The code I use locally is:
from transformers import AutoModelForCausalLM
from PIL import Image
import torch
import time
import matplotlib.pyplot as plt
if __name__ == '__main__':
model = AutoModelForCausalLM.from_pretrained(
"moondream/moondream3-preview",
trust_remote_code=True,
dtype=torch.bfloat16,
device_map="cuda"
)
model.eval()
model.compile()
with torch.inference_mode():
image = Image.open("/media/jcx/SSD_2T/NeRF_Dataset/Replica/room0/rgb/frame000000.jpg")
encoded_image = model.encode_image(image)
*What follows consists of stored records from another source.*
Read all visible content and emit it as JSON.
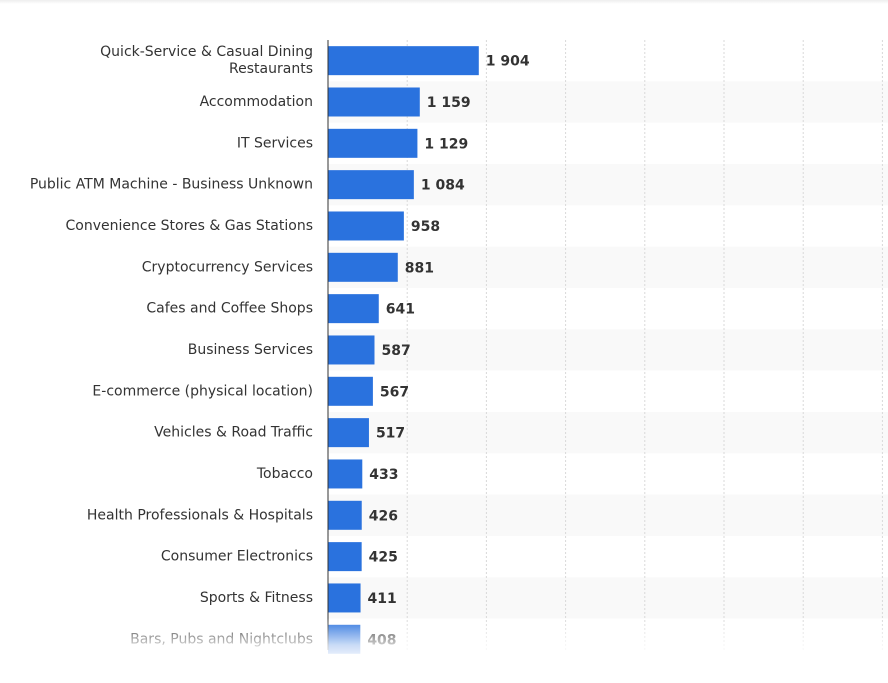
{
  "chart_data": {
    "type": "bar",
    "orientation": "horizontal",
    "title": "",
    "xlabel": "",
    "ylabel": "",
    "xlim": [
      0,
      7000
    ],
    "grid": true,
    "legend": "none",
    "bar_color": "#2a72de",
    "band_color": "#f9f9f9",
    "grid_color": "#d9d9d9",
    "categories": [
      [
        "Quick-Service & Casual Dining",
        "Restaurants"
      ],
      [
        "Accommodation"
      ],
      [
        "IT Services"
      ],
      [
        "Public ATM Machine - Business Unknown"
      ],
      [
        "Convenience Stores & Gas Stations"
      ],
      [
        "Cryptocurrency Services"
      ],
      [
        "Cafes and Coffee Shops"
      ],
      [
        "Business Services"
      ],
      [
        "E-commerce (physical location)"
      ],
      [
        "Vehicles & Road Traffic"
      ],
      [
        "Tobacco"
      ],
      [
        "Health Professionals & Hospitals"
      ],
      [
        "Consumer Electronics"
      ],
      [
        "Sports & Fitness"
      ],
      [
        "Bars, Pubs and Nightclubs"
      ]
    ],
    "values": [
      1904,
      1159,
      1129,
      1084,
      958,
      881,
      641,
      587,
      567,
      517,
      433,
      426,
      425,
      411,
      408
    ],
    "value_labels": [
      "1 904",
      "1 159",
      "1 129",
      "1 084",
      "958",
      "881",
      "641",
      "587",
      "567",
      "517",
      "433",
      "426",
      "425",
      "411",
      "408"
    ]
  }
}
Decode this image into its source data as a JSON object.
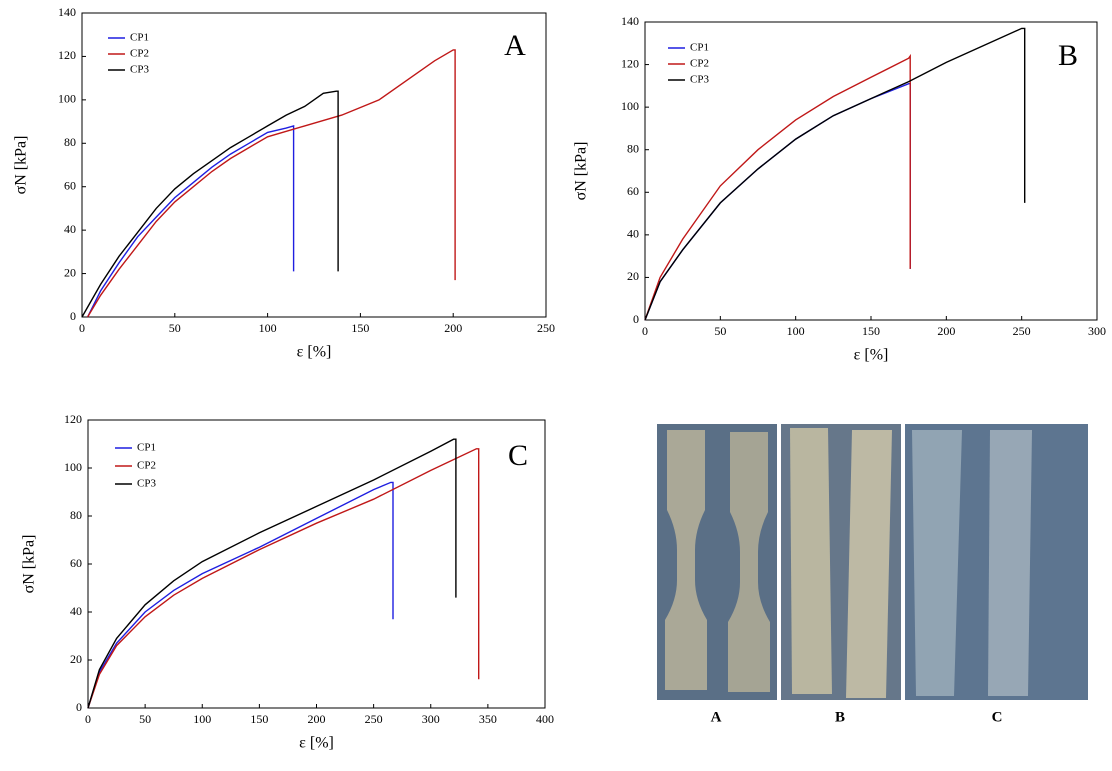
{
  "chart_data": [
    {
      "type": "line",
      "panel_label": "A",
      "x_label": "ε [%]",
      "y_label": "σN [kPa]",
      "xlim": [
        0,
        250
      ],
      "xticks": [
        0,
        50,
        100,
        150,
        200,
        250
      ],
      "ylim": [
        0,
        140
      ],
      "yticks": [
        0,
        20,
        40,
        60,
        80,
        100,
        120,
        140
      ],
      "legend": "upper left",
      "series": [
        {
          "name": "CP1",
          "color": "#1f1fe0",
          "x": [
            3,
            10,
            20,
            30,
            40,
            50,
            60,
            70,
            80,
            90,
            100,
            110,
            114,
            114
          ],
          "values": [
            0,
            12,
            25,
            37,
            46,
            55,
            62,
            69,
            75,
            80,
            85,
            87,
            88,
            21
          ]
        },
        {
          "name": "CP2",
          "color": "#c01818",
          "x": [
            3,
            10,
            20,
            30,
            40,
            50,
            60,
            70,
            80,
            90,
            100,
            120,
            140,
            160,
            180,
            190,
            200,
            201,
            201
          ],
          "values": [
            0,
            10,
            22,
            33,
            44,
            53,
            60,
            67,
            73,
            78,
            83,
            88,
            93,
            100,
            112,
            118,
            123,
            123,
            17
          ]
        },
        {
          "name": "CP3",
          "color": "#000000",
          "x": [
            0,
            10,
            20,
            30,
            40,
            50,
            60,
            70,
            80,
            90,
            100,
            110,
            120,
            130,
            137,
            138,
            138
          ],
          "values": [
            0,
            15,
            28,
            39,
            50,
            59,
            66,
            72,
            78,
            83,
            88,
            93,
            97,
            103,
            104,
            104,
            21
          ]
        }
      ]
    },
    {
      "type": "line",
      "panel_label": "B",
      "x_label": "ε [%]",
      "y_label": "σN [kPa]",
      "xlim": [
        0,
        300
      ],
      "xticks": [
        0,
        50,
        100,
        150,
        200,
        250,
        300
      ],
      "ylim": [
        0,
        140
      ],
      "yticks": [
        0,
        20,
        40,
        60,
        80,
        100,
        120,
        140
      ],
      "legend": "upper left",
      "series": [
        {
          "name": "CP1",
          "color": "#1f1fe0",
          "x": [
            0,
            10,
            25,
            50,
            75,
            100,
            125,
            150,
            175,
            176,
            176
          ],
          "values": [
            0,
            18,
            33,
            55,
            71,
            85,
            96,
            104,
            111,
            111,
            24
          ]
        },
        {
          "name": "CP2",
          "color": "#c01818",
          "x": [
            0,
            10,
            25,
            50,
            75,
            100,
            125,
            150,
            175,
            176,
            176
          ],
          "values": [
            0,
            20,
            38,
            63,
            80,
            94,
            105,
            114,
            123,
            124,
            24
          ]
        },
        {
          "name": "CP3",
          "color": "#000000",
          "x": [
            0,
            10,
            25,
            50,
            75,
            100,
            125,
            150,
            175,
            200,
            225,
            250,
            252,
            252
          ],
          "values": [
            0,
            18,
            33,
            55,
            71,
            85,
            96,
            104,
            112,
            121,
            129,
            137,
            137,
            55
          ]
        }
      ]
    },
    {
      "type": "line",
      "panel_label": "C",
      "x_label": "ε [%]",
      "y_label": "σN [kPa]",
      "xlim": [
        0,
        400
      ],
      "xticks": [
        0,
        50,
        100,
        150,
        200,
        250,
        300,
        350,
        400
      ],
      "ylim": [
        0,
        120
      ],
      "yticks": [
        0,
        20,
        40,
        60,
        80,
        100,
        120
      ],
      "legend": "upper left",
      "series": [
        {
          "name": "CP1",
          "color": "#1f1fe0",
          "x": [
            0,
            10,
            25,
            50,
            75,
            100,
            150,
            200,
            250,
            265,
            267,
            267
          ],
          "values": [
            0,
            15,
            27,
            40,
            49,
            56,
            67,
            79,
            91,
            94,
            94,
            37
          ]
        },
        {
          "name": "CP2",
          "color": "#c01818",
          "x": [
            0,
            10,
            25,
            50,
            75,
            100,
            150,
            200,
            250,
            300,
            340,
            342,
            342
          ],
          "values": [
            0,
            14,
            26,
            38,
            47,
            54,
            66,
            77,
            87,
            99,
            108,
            108,
            12
          ]
        },
        {
          "name": "CP3",
          "color": "#000000",
          "x": [
            0,
            10,
            25,
            50,
            75,
            100,
            150,
            200,
            250,
            300,
            320,
            322,
            322
          ],
          "values": [
            0,
            16,
            29,
            43,
            53,
            61,
            73,
            84,
            95,
            107,
            112,
            112,
            46
          ]
        }
      ]
    }
  ],
  "photo": {
    "labels": [
      "A",
      "B",
      "C"
    ]
  }
}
result = model.point(encoded_image, "all floor areas")
points = result["points"]
print(f"Found {len(points)} all floor areas")
# Visualize the points
plt.figure(figsize=(10, 10))
plt.imshow(image)
for point in points:
# Convert normalized coordinates to pixel values
x = point["x"] * image.width
y = point["y"] * image.height
# Plot the point
plt.plot(x, y, 'ro', markersize=15, alpha=0.7)
plt.text(
x + 10, y, "Face",
color='white', fontsize=12,
bbox=dict(facecolor='red', alpha=0.5)
)
plt.axis('off')
plt.savefig("output_with_points.jpg")
plt.show()
And the results from local code is:
Would also be very interested to know why performance differs so much between playground and local deployment, because the playground version rund really well.
@JCX1999 Thanks for sharing your code. The Cloud API (and by extension the playground) uses our new inference engine (Kestrel), which could be contributing to a slight change in outputs. Has the playground been consistently better, or is it just this example?
Aside: can you give me some context as to your use case?
@JCX1999 Thanks for sharing your code. The Cloud API (and by extension the playground) uses our new inference engine (Kestrel), which could be contributing to a slight change in outputs. Has the playground been consistently better, or is it just this example?
Aside: can you give me some context as to your use case?
@err805 Thank you for your reply. I’ve found the Playground consistently better. I’m using Moondream for semantic labeling and was wondering if it’s possible to run the model locally with the new Kestrel inference engine.